そんな無数にあるかぜのウイルスのひとつに「RSウイルス」や「ヒトメタニューモウイルス」があります。
珍しいウイルスでもなんでもなく、冬場を中心にその辺に大きい子や大人も含めてたくさんこれらのウイルスによるかぜがの人います。
何回かかかっていくうちに症状が軽くなり、小学校に入るころにはちょっと手ごわいかぜ程度になっていくのですが、赤ちゃんが人生で初めてかかった、なんて時には非常にしんどくなりやすいかぜのウイルス達です。
かぜのウイルス達の中では上位ランクと言えるでしょう。
RS肺炎で入院になる赤ちゃんが誰にうつされたかというと、つきそいで来た元気でぴんぴんしている鼻かぜの6歳になるお姉ちゃん、なんてパターンがあるわけです。
「かぜ」ですんでいる段階では、検査をしても診断名が「かぜ」から「RSかぜ」や「ヒトメタかぜ」に変わるというくらいしか恩恵はないかもしれません。
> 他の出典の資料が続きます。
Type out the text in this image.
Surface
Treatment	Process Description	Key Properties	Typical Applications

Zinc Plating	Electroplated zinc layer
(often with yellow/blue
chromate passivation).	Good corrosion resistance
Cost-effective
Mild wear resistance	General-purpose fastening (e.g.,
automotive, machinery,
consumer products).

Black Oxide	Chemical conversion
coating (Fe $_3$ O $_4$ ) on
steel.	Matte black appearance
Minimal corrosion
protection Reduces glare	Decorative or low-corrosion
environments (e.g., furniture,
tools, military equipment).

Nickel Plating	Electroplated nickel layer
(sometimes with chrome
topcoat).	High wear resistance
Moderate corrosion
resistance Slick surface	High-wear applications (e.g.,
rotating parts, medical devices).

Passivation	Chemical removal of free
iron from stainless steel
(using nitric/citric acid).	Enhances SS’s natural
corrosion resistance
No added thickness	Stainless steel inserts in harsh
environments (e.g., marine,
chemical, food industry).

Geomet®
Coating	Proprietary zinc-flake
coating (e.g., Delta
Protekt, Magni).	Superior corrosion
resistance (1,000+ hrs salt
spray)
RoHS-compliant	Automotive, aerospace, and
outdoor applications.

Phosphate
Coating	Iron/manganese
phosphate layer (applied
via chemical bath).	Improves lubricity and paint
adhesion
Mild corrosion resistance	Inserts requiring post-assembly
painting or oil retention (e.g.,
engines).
これらのウイルスはたしかにやっかいなかぜのウイルス達ですが、ややもすると迅速検査が一人歩きしすぎている感もあります。
「検査をしたら、かぜではなくRSだった。」というのは間違った説明で、これは「①」でお話ししたように、いくらRSだろうが鼻と喉だけに留まっていれば、それはRSによるかぜなのです。
残念ながら、RSウイルスもヒトメタニューモウイルスも直接やっつけるお薬はなく、かぜ薬による対症療法に加え、頻繁な鼻水吸引が有効です。
検査もインフルエンザ同様、鼻の奥に綿棒を入れる、子どもにとってはうれしくない検査ですので、必要な子にだけ行うように多くの小児科医が心がけています。
★なお当院ではRSやヒトメタニューモウイルスの検査は一切施行していません。
③に続く。
(医療保険上も外来では乳児(1歳未満)にしか適応はありませんが、かぜをこじらせて入院が必要になると、入院の部屋を決めるためにもRSかどうかの検査が必要になることもあり、外来のみの開業医よりも入院設備のある病院では1歳の枠を超えて検査をしている例が多いのが実情です。)